"Enter"a basıp içeriğe geçin

Buhari 7042

7042 Bize İsmâîl ibnu Ca’fer, Ebû Süheyl’den; o da babası Mâlik ibn Ebî Âmir’den; o da Talha ibn Ubeydillah (radıyallahü anh)’tan şöyle tahdîs etti: Başının saçı darmadağın bir bedevi, Rasûlüllah (sallallahü aleyhi ve sellem)’ın huzuruna geldi de:

— Yâ Rasûlallah! Allah’ın benim üzerime namazdan neyi farz kıldığını, bana haber ver! dedi.

Rasûlüllah:

— “Beş vakit namaz farz kıldı, ancak kendiliğinden birşey kılabilirsin” buyurdu.

Bedevî:

— Allah’ın benim üzerime oruçtan neyi farz kıldığını haber ver! dedi.

Rasûlüllah:

— “Ramazân ayında oruç tutmayı farz kıldı, ancak kendiliğinden de bir mikdâr oruç tutabilirsin” buyurdu.

Bedevî:

— Allah’ın bana zekâttan neyi farz kıldığını haber ver! dedi. Rasûlüllah (sallallahü aleyhi ve sellem) da ona İslâm’ın şerîatlerini haber verdi. Bedevî:

— Sana (umûmî peygamberlik) ikram eden Allah’a yemîn ederim ki, ben kendiliğimden gönüllü olarak hiçbirşey yapmam ve Allah’ın bana farz kılmış olduğu hiçbirşeyi de eksik yapmam! dedi.

Rasûlüllah:

— “Eğer doğru söylüyorsa felah buldu -yahut: Eğer doğru söylüyorsa cennete girdi-” buyurdu.

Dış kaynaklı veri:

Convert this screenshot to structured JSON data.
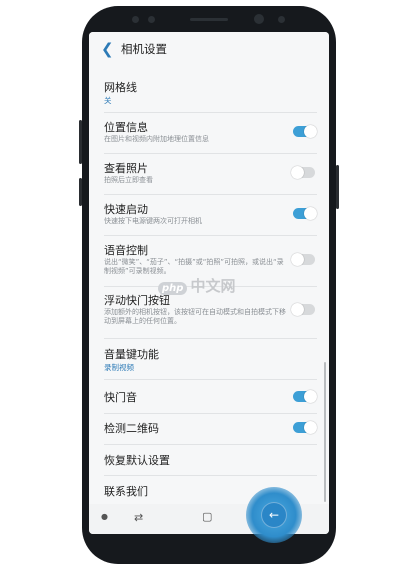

Ve insanların bâzısı: Yüzyirmi devede üç yaşına basmış iki deve zekât vardır. Eğer develerin sahibi bilerek bu yüzyirmi deveyi (zekât yılı dolmadan evvel kesmek suretiyle) helak eder yahut hibe eder yahut zekâttan kaçmak için bu develerde bir hîle yaparsa, artık ona hiçbir zekât yoktur, demiştir.